Sconto sulla distanza alla Mezza di San Gaudenzio

Sconto sulla distanza alla Mezza di San Gaudenzio Foto: Marco Scianca

Domenica 13 gennaio a Novara si è svolta la 23^ edizione della Maratonina di San Gaudenzio, con oltre 1200 arrivati, a cui vanno aggiunti i partecipanti delle corse non competitive. Michele Belluschi (Atletica Recanati), non a caso pettorale numero 1, è stato il primo a tagliare il traguardo col tempo 1h10’22”. Chiara Milanesi (Fò di Pe) la miglior donna in 1h22’56”.

Buona l’organizzazione, comprensiva di medaglia, servizio navetta dalla stazione e tanto altro, tra cui il gustoso riso party finale. Al gorgonzola. Il tutto supportato dalle strutture e servizi del PalaIGOR, il Palazzetto dello Sport.

Tutto bene? Quasi, perché qualcosa non è andato per il verso giusto sul percorso.

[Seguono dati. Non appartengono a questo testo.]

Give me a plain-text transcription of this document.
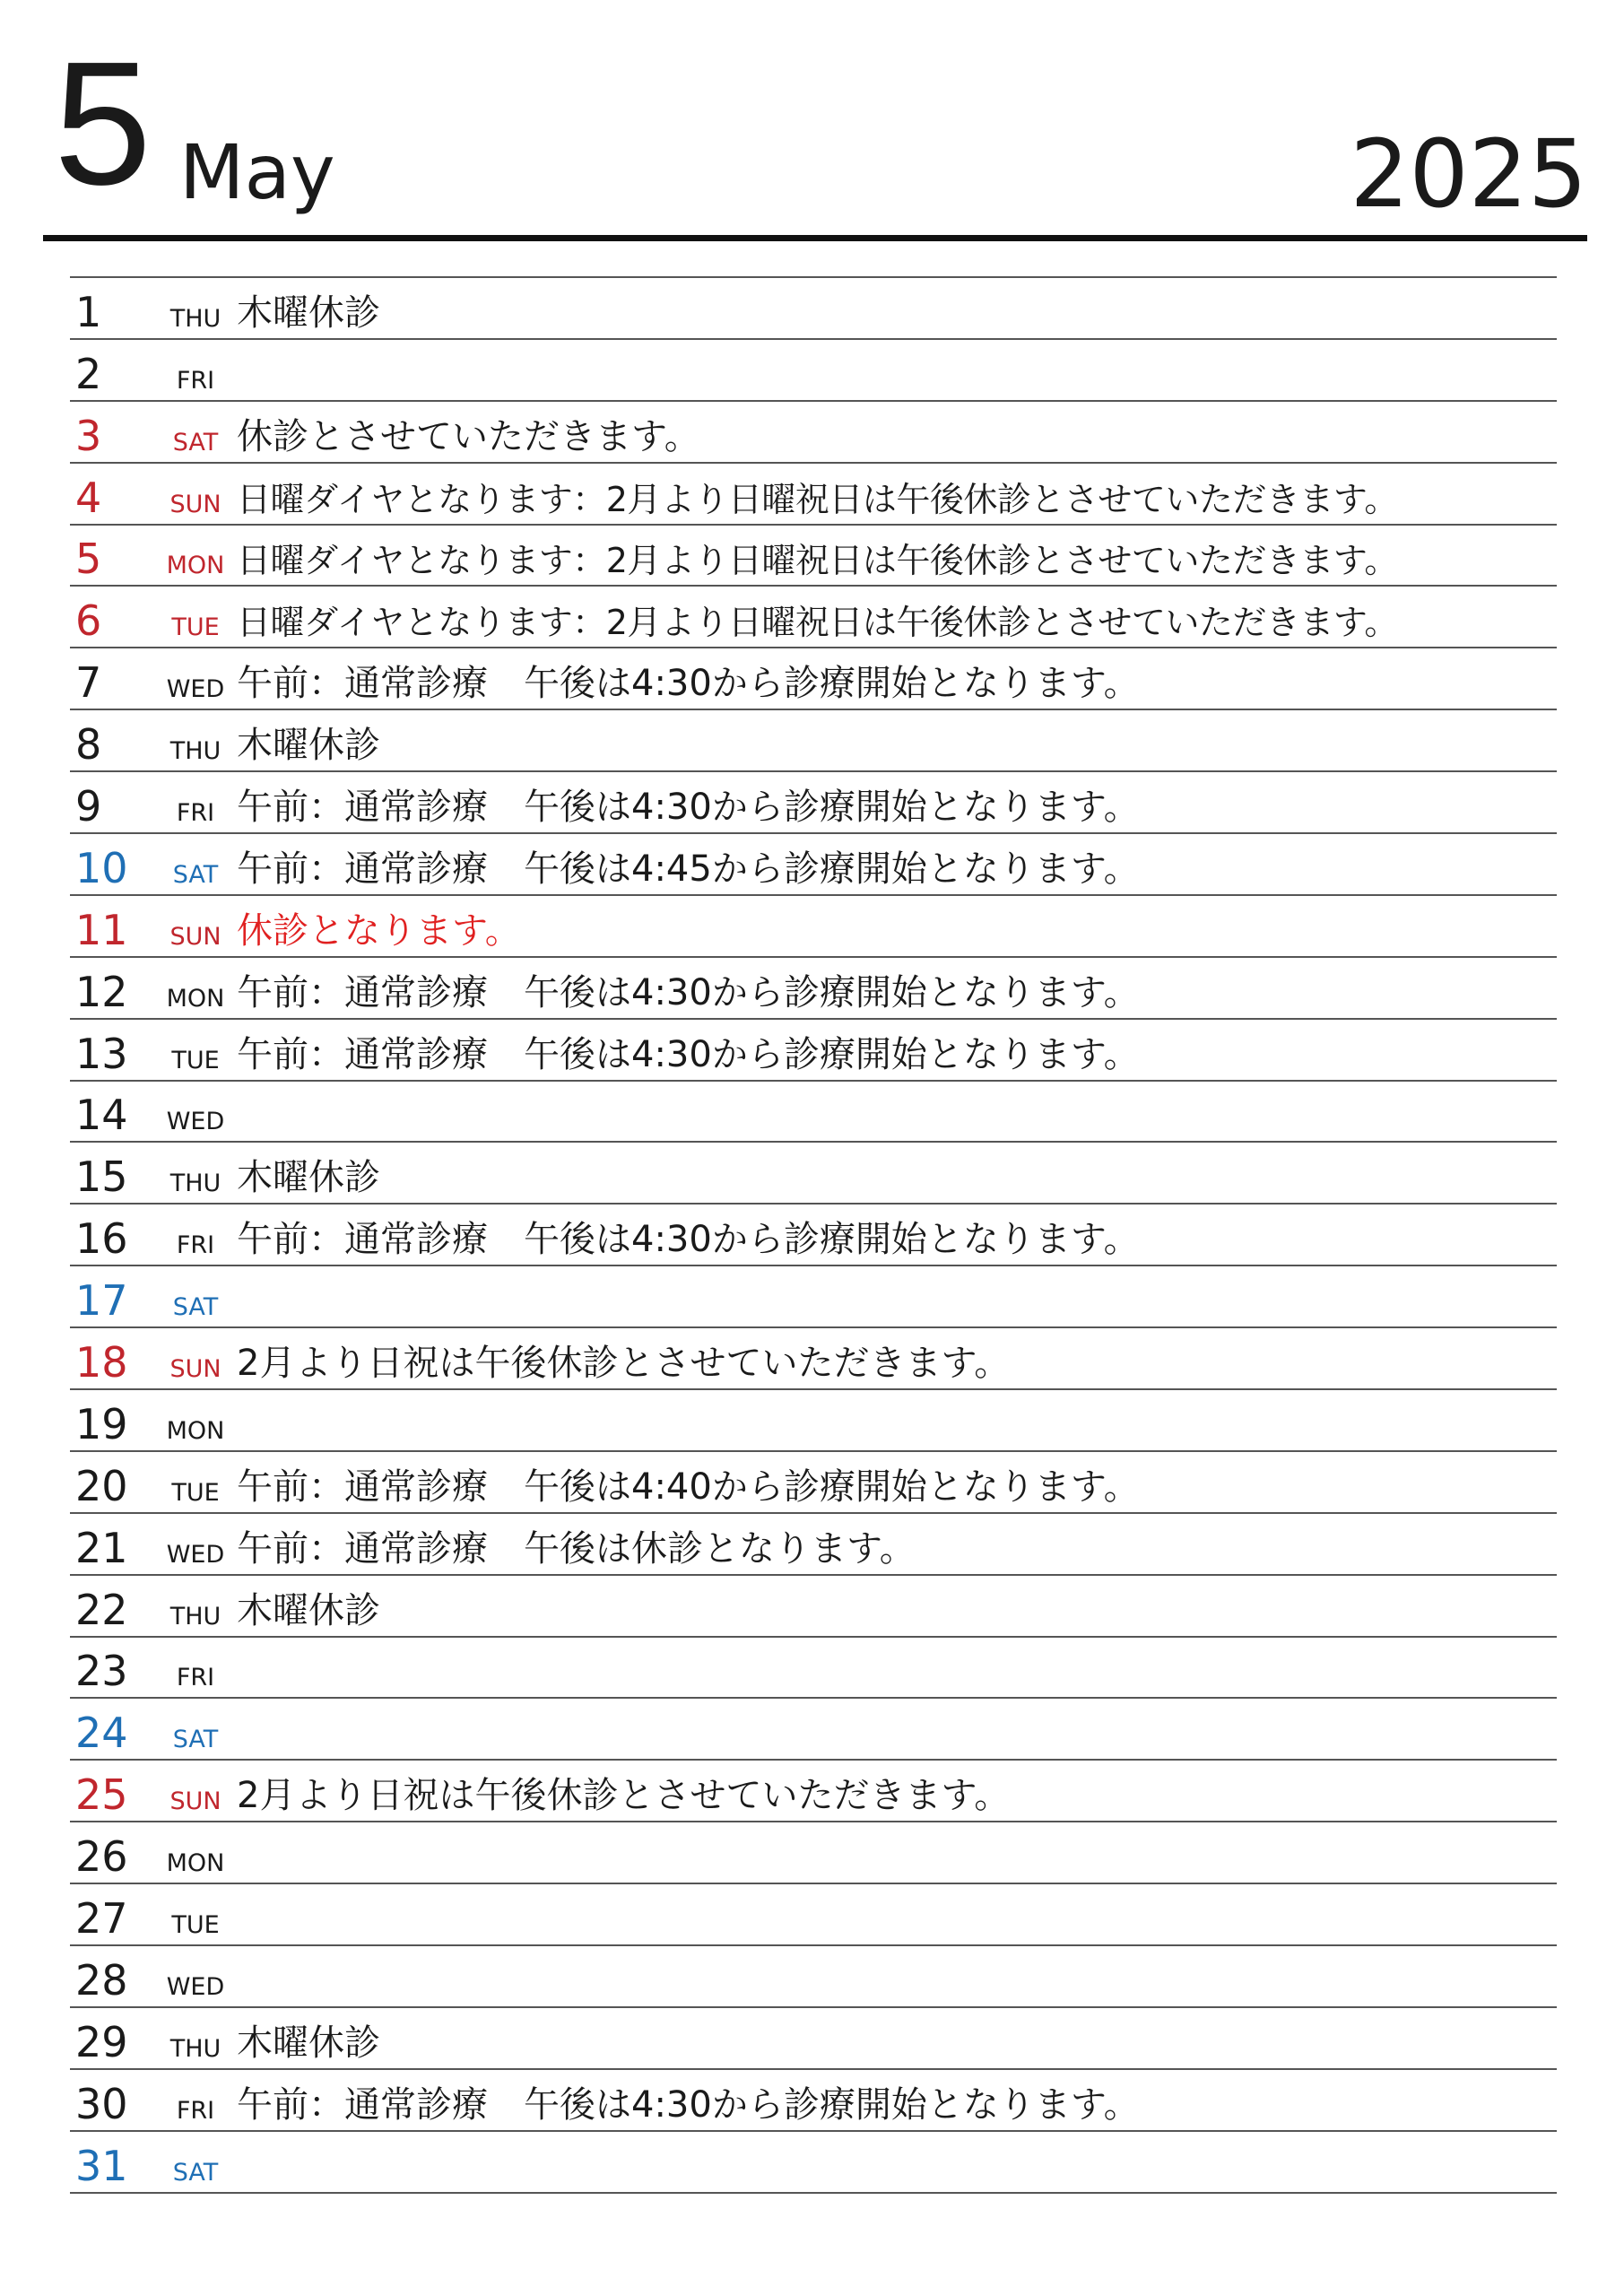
5 May	2025
1	THU 木曜休診
2	FRI
3	SAT 休診とさせていただきます。
4	SUN 日曜ダイヤとなります：2月より日曜祝日は午後休診とさせていただきます。
5	MON 日曜ダイヤとなります：2月より日曜祝日は午後休診とさせていただきます。
6	TUE 日曜ダイヤとなります：2月より日曜祝日は午後休診とさせていただきます。
7	WED 午前：通常診療　午後は4:30から診療開始となります。
8	THU 木曜休診
9	FRI 午前：通常診療　午後は4:30から診療開始となります。
10	SAT 午前：通常診療　午後は4:45から診療開始となります。
11	SUN 休診となります。
12	MON 午前：通常診療　午後は4:30から診療開始となります。
13	TUE 午前：通常診療　午後は4:30から診療開始となります。
14	WED
15	THU 木曜休診
16	FRI 午前：通常診療　午後は4:30から診療開始となります。
17	SAT
18	SUN 2月より日祝は午後休診とさせていただきます。
19	MON
20	TUE 午前：通常診療　午後は4:40から診療開始となります。
21	WED 午前：通常診療　午後は休診となります。
22	THU 木曜休診
23	FRI
24	SAT
25	SUN 2月より日祝は午後休診とさせていただきます。
26	MON
27	TUE
28	WED
29	THU 木曜休診
30	FRI 午前：通常診療　午後は4:30から診療開始となります。
31	SAT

A questo proposito lasciamo la parola a Marco Scianca, alfiere dell’Atletica Lambro nonché esperto runner: “Percorso più corto di circa 220 metri per una curva non ben segnalata che ha indotto tutti a tagliare la traiettoria. Sulla foto ho evidenziato in verde la traiettoria giusta che avremmo dovuto tenere. Invece ci siamo tutti diretti nell’altra direzione, finendo su una breve scalinata che ha tagliato la curva (in rosso la mia traccia GPS). Mi sono accorto dell'errore scorgendo in fondo alla curva un addetto al percorso, che nessuno ha però notato, data la pendenza della strada in quel punto”.

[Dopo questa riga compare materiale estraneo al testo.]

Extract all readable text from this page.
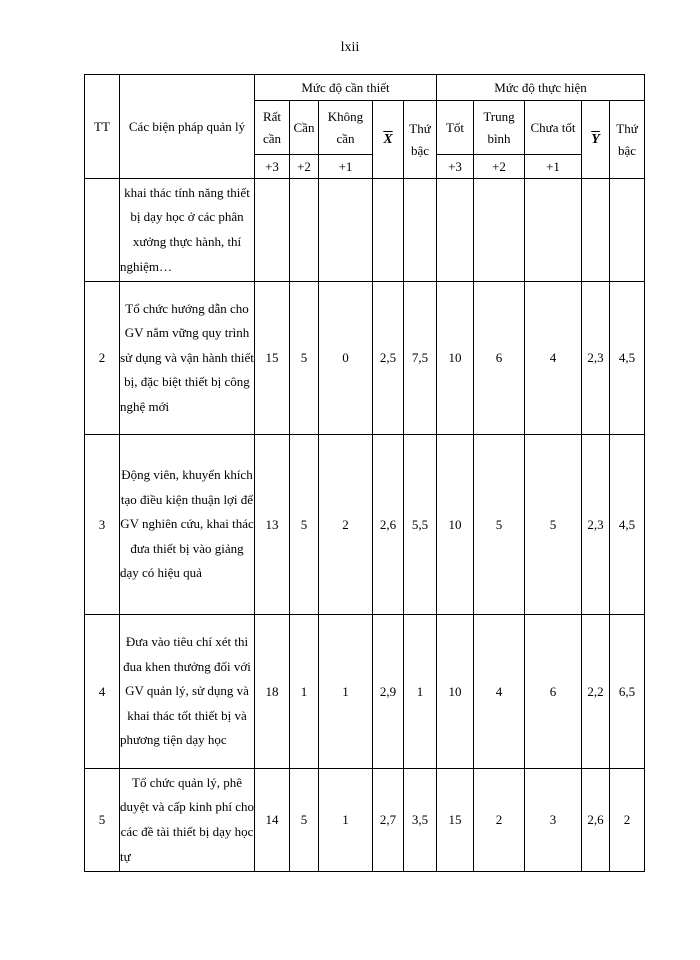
lxii
TT	Các biện pháp quản lý	Mức độ cần thiết					Mức độ thực hiện				
		Rất cần	Cần	Không cần	$\overline{X}$	Thứ bậc	Tốt	Trung bình	Chưa tốt	$\overline{Y}$	Thứ bậc
		+3	+2	+1			+3	+2	+1		
	khai thác tính năng thiết bị dạy học ở các phân xưởng thực hành, thí nghiệm…										
2	Tổ chức hướng dẫn cho GV nắm vững quy trình sử dụng và vận hành thiết bị, đặc biệt thiết bị công nghệ mới	15	5	0	2,5	7,5	10	6	4	2,3	4,5
3	Động viên, khuyến khích tạo điều kiện thuận lợi để GV nghiên cứu, khai thác đưa thiết bị vào giảng dạy có hiệu quả	13	5	2	2,6	5,5	10	5	5	2,3	4,5
4	Đưa vào tiêu chí xét thi đua khen thưởng đối với GV quản lý, sử dụng và khai thác tốt thiết bị và phương tiện dạy học	18	1	1	2,9	1	10	4	6	2,2	6,5
5	Tổ chức quản lý, phê duyệt và cấp kinh phí cho các đề tài thiết bị dạy học tự	14	5	1	2,7	3,5	15	2	3	2,6	2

E così il dottor Scianca, apprezzato medico, ha percorso 20.870 metri invece dei canonici 21.097. E mezzo, per la precisione. E non è il solo, a sentire le dichiarazioni di altri partecipanti o i loro post sui social network che mostrano tracce di GPS anche con 400 metri in meno. E qui nasce il sospetto che forse, anche al netto del taglio involontario al chilometro 17, il tracciato fosse comunque più corto. Perché va bene che i GPS non sono il vangelo, però in una corsa su strada è raro percorrere meno della distanza nominale.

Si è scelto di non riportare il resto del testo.